The HEARTH Act and federal regulations require communities to develop a mechanism for
common assessment and coordinated access. The Vulnerability Index-Service Prioritization and
Decision Assistance Tool (VI-SPDAT), adopted by the Salvation Army here, is a street outreach
tool currently in use in more than 100 communities. Rooted in leading medical research, the VI
helps determine the chronicity and medical vulnerability of homeless individuals. The Service
Prioritization Decision Assistance Tool (SPDAT), developed by OrgCode Consulting, a Canadian
firm operating worldwide, is an intake and case management tool in use in more than 70
communities.
The average community currently allocates housing resources on a first come-first served basis.
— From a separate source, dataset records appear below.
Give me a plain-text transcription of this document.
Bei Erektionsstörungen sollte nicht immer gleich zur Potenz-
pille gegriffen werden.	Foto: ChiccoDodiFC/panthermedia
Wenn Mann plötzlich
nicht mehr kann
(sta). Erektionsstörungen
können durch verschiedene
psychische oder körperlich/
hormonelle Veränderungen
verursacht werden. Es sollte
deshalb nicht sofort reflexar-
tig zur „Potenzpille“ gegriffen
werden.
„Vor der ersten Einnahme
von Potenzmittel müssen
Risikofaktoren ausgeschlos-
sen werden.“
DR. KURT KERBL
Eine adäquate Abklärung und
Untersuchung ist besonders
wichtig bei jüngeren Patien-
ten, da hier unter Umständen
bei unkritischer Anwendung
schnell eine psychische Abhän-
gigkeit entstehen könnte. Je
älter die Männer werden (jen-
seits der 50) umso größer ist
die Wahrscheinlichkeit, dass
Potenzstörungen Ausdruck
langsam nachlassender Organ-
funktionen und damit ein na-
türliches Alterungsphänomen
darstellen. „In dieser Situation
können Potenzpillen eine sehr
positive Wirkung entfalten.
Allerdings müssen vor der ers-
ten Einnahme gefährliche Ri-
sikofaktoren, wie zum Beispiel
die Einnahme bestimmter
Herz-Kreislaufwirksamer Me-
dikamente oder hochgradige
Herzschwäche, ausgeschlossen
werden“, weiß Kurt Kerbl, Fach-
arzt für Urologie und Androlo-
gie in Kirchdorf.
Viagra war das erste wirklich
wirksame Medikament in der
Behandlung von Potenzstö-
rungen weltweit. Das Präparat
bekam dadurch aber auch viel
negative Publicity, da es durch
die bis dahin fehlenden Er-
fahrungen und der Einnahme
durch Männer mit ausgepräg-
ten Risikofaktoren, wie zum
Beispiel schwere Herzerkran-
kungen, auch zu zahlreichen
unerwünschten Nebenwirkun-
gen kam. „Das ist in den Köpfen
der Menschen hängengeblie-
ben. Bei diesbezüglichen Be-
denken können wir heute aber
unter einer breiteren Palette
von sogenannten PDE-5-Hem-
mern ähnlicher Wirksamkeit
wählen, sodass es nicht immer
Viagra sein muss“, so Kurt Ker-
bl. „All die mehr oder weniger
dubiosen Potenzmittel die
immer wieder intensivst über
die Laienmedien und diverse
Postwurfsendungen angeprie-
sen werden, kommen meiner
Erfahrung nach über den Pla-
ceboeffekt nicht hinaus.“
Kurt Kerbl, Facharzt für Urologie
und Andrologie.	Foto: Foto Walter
Individuals and families take their place at the bottom of endless waiting lists, regardless of their
chronicity, medical vulnerability, acuity, or ability to address their own housing instability. The
result is often akin to an emergency room devoting its costliest resources to a common cold
patient while leaving a late-arriving heart attack victim to fend for him or herself. By contrast, the
VI-SPDAT allows communities to assess clients’ various health and social needs quickly and then
match them to the most appropriate-- rather than the most intensive-- housing interventions
available. In some cases, the VI-SPDAT may help make the case for Permanent Supportive
Housing. In other cases, it may encourage practitioners to choose Rapid Rehousing or a simpler
affordable housing intervention. Because the tool is rooted in exhaustive research and based on
over 160 studies and scholarly articles, service providers can be sure that the recommended
intervention is an appropriate path for the client in front of them. The VI-SPDAT takes the
pressure off of service providers to make difficult, emotionally fraught decisions and reframes the
moment of assistance as an opportunity to match each client with the best housing and service
options for his or her individual needs. In an environment of increasingly limited resources, it also
helps communities avoid “subsidy overkill” by targeting their most intensive supports toward
those who research shows will not make effective use of a lesser subsidy.